11. And in case any person already ordained minister in Scotland, or in any other reformed church, be designed to another congregation in England, he is to bring from that church to the presbytery here, within which that congregation is, a sufficient testimonial of his ordination, of his life and conversation while he lived with them, and of the causes of his removal; and to undergo such a trial of his fitness and sufficiency, and to have the same course held with him in other particulars, as is set down in the rule immediately going before, touching examination and admission. 

12. That records be carefully kept in the several presbyteries, of the names of the persons ordained, with their testimonials, the time and place of their ordination, of the presbyters who did impose hands upon them, and of the charge to which they are appointed. 

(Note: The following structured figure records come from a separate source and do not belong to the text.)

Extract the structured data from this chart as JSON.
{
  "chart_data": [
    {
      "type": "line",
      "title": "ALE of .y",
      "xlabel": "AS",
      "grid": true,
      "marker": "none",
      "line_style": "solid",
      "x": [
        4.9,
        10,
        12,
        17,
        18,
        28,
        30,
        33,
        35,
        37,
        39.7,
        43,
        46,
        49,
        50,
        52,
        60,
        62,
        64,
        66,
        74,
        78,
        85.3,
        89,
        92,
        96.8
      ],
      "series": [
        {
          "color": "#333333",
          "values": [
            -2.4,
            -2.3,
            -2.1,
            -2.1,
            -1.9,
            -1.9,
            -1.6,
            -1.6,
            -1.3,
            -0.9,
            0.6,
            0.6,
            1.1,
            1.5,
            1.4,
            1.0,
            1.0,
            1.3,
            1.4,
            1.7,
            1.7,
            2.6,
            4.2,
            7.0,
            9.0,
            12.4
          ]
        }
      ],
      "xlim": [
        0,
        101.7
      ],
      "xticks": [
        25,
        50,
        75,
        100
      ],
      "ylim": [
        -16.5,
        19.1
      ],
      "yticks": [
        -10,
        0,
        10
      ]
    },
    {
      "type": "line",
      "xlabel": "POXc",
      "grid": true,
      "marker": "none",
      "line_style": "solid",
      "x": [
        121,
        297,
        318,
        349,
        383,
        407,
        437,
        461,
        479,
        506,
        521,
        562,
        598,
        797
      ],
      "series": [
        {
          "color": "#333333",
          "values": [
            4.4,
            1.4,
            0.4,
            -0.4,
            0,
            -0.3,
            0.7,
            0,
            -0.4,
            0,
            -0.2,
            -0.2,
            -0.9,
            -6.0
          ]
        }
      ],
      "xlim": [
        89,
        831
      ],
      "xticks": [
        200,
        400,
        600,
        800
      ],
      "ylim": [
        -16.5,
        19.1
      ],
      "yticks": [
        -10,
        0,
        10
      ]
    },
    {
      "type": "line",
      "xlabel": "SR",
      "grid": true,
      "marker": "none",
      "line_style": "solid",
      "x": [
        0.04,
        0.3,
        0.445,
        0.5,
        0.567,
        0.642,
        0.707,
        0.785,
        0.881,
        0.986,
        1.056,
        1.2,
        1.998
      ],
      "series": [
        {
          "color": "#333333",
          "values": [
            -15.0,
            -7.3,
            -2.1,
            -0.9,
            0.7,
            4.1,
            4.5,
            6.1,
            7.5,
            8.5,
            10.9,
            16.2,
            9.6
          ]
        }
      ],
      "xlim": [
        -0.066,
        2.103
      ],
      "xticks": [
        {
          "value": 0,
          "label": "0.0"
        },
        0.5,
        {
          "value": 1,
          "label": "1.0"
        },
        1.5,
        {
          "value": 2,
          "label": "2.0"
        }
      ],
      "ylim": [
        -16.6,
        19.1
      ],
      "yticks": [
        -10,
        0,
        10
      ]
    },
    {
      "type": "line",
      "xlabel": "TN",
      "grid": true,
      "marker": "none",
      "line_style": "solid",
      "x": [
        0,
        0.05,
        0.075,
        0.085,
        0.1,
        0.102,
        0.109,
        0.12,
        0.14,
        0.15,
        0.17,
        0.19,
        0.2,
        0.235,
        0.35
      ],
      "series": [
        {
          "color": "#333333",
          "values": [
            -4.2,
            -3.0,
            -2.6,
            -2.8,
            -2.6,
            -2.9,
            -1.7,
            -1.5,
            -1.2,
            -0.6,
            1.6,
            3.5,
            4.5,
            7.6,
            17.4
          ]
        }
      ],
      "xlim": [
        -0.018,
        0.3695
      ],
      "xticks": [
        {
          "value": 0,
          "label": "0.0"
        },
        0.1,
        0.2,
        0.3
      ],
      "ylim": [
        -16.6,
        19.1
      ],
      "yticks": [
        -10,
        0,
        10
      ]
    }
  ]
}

13. That no money or gift, of what kind soever, shall be received from the person to be ordained, or from any on his behalf, for ordination, or ought else belonging to it, by any of the presbytery, or any appertaining to any of them, upon what pretence soever.


----------



## Pergamum (Dec 30, 2008)

Anything in simpler language?


----------



## Christusregnat (Dec 30, 2008)

Pergamum said:


> Anything in simpler language?



Me put hand on sholder; him become heap-um big Teaching Elder. Ugh!


----------



## Hamalas (Dec 30, 2008)

Christusregnat said:


> Pergamum said:
> 
> 
> > Anything in simpler language?
> ...


----------



## PresbyDane (Dec 30, 2008)




----------



## brianeschen (Jan 1, 2009)

Christusregnat said:


> Pergamum said:
> 
> 
> > Anything in simpler language?
> ...



Ohhhh . . . now I see.


----------